Di tengah derasnya arus informasi, kemampuan membaca dan menulis saja tidak cukup. Dibutuhkan pemahaman yang mendalam, kemampuan berpikir kritis, dan kepekaan terhadap konteks. Inilah yang disebut dengan literasi.
Sayangnya, literasi masyarakat Indonesia masih terbilang rendah. UNESCO menyebut dalam 1000 orang hanya ada satu orang yang minat membaca.
Berangkat dari keresahan itu, sekelompok mahasiswa Ilmu Komunikasi President University membentuk sebuah inisiatif bernama Literaksi.
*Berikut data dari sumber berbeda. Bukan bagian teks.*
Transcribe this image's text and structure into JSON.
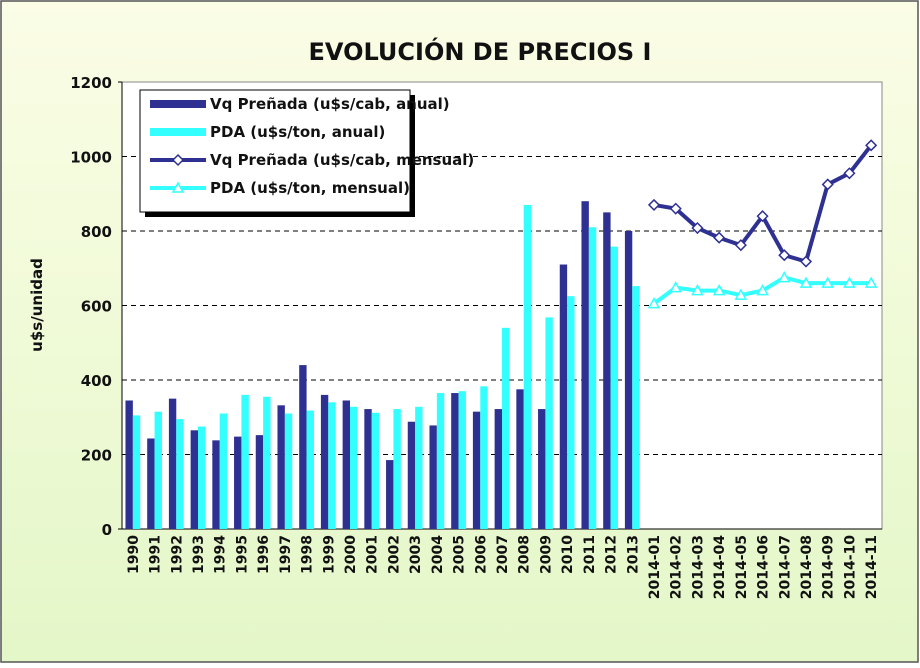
{
  "chart_data": {
    "type": "bar",
    "title": "EVOLUCIÓN DE PRECIOS I",
    "y_label": "u$s/unidad",
    "categories": [
      "1990",
      "1991",
      "1992",
      "1993",
      "1994",
      "1995",
      "1996",
      "1997",
      "1998",
      "1999",
      "2000",
      "2001",
      "2002",
      "2003",
      "2004",
      "2005",
      "2006",
      "2007",
      "2008",
      "2009",
      "2010",
      "2011",
      "2012",
      "2013",
      "2014-01",
      "2014-02",
      "2014-03",
      "2014-04",
      "2014-05",
      "2014-06",
      "2014-07",
      "2014-08",
      "2014-09",
      "2014-10",
      "2014-11"
    ],
    "series": [
      {
        "name": "Vq Preñada (u$s/cab, anual)",
        "type": "bar",
        "color": "#2e3192",
        "values": [
          345,
          243,
          350,
          265,
          238,
          248,
          252,
          332,
          440,
          360,
          345,
          322,
          185,
          288,
          278,
          365,
          315,
          322,
          375,
          322,
          710,
          880,
          850,
          800,
          null,
          null,
          null,
          null,
          null,
          null,
          null,
          null,
          null,
          null,
          null
        ]
      },
      {
        "name": "PDA (u$s/ton, anual)",
        "type": "bar",
        "color": "#33ffff",
        "values": [
          305,
          315,
          295,
          275,
          310,
          360,
          355,
          310,
          318,
          340,
          328,
          312,
          322,
          328,
          365,
          370,
          383,
          540,
          870,
          568,
          625,
          810,
          758,
          652,
          null,
          null,
          null,
          null,
          null,
          null,
          null,
          null,
          null,
          null,
          null
        ]
      },
      {
        "name": "Vq Preñada (u$s/cab, mensual)",
        "type": "line",
        "marker": "diamond",
        "color": "#2e3192",
        "values": [
          null,
          null,
          null,
          null,
          null,
          null,
          null,
          null,
          null,
          null,
          null,
          null,
          null,
          null,
          null,
          null,
          null,
          null,
          null,
          null,
          null,
          null,
          null,
          null,
          870,
          860,
          808,
          782,
          762,
          840,
          735,
          718,
          925,
          955,
          1030
        ]
      },
      {
        "name": "PDA (u$s/ton, mensual)",
        "type": "line",
        "marker": "triangle",
        "color": "#33ffff",
        "values": [
          null,
          null,
          null,
          null,
          null,
          null,
          null,
          null,
          null,
          null,
          null,
          null,
          null,
          null,
          null,
          null,
          null,
          null,
          null,
          null,
          null,
          null,
          null,
          null,
          605,
          648,
          640,
          640,
          628,
          640,
          675,
          660,
          660,
          660,
          660
        ]
      }
    ],
    "ylim": [
      0,
      1200
    ],
    "yticks": [
      0,
      200,
      400,
      600,
      800,
      1000,
      1200
    ],
    "grid": true
  }
}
Sebuah gabungan kata dari “literasi” dan “aksi” yang mencerminkan aksi dan semangat literasi.
Tujuan mereka sederhana, yakni menghidupkan semangat literasi di tengah masyarakat. Pilihan mereka jatuh pada Desa Ciburial, sebuah kawasan asri di Kabupaten Bandung.
Di sana, mereka mengunjungi Pondok Tahfidz Nur Ihsan dan SD Plus Babussalam, membawa harapan, buku-buku, dan energi muda.
Selama tiga hari, dari 18 hingga 20 Juli 2025, mereka menyelenggarakan rangkaian kegiatan yang tidak hanya mengajarkan, tapi juga mendengarkan. Tidak hanya berbagi ilmu, tapi juga belajar kembali arti sederhana dari membaca dan memahami.
Membuka Jendela dengan Buku
Di Pondok Tahfidz Nur Ihsan, mereka mulai dengan sesuatu yang sangat mendasar. Mereka membangun pojok baca. Buku-buku yang dikumpulkan dari donasi mahasiswa dan masyarakat disusun rapi di rak sederhana.

Bagi para santri, ini bukan sekadar rak buku, tapi jendela kecil menuju dunia yang lebih luas dari halaman-halaman kitab yang biasa mereka baca.
Tak berhenti di situ, para mahasiswa mengajak anak-anak membaca satu per satu. Lalu mereka diminta menceritakan kembali isi bukunya dengan cara mereka sendiri.
Tidak semua lancar membaca, tentu saja. Tapi itulah yang membuat momen ini begitu berarti. Ketika satu anak tersendat, ada tangan mahasiswa yang membimbing. Ketika satu cerita terdengar kacau, ada telinga yang sabar mendengarkan.
Belajar tentang Media dan Bahasa di Tengah Alam
Berpindah ke SD Plus Babussalam, suasana sedikit berbeda. Di sini, para mahasiswa menggelar kelas kecil tentang literasi media. Mereka mengenalkan berbagai jenis media dan mengajak siswa memahami dampak disinformasi.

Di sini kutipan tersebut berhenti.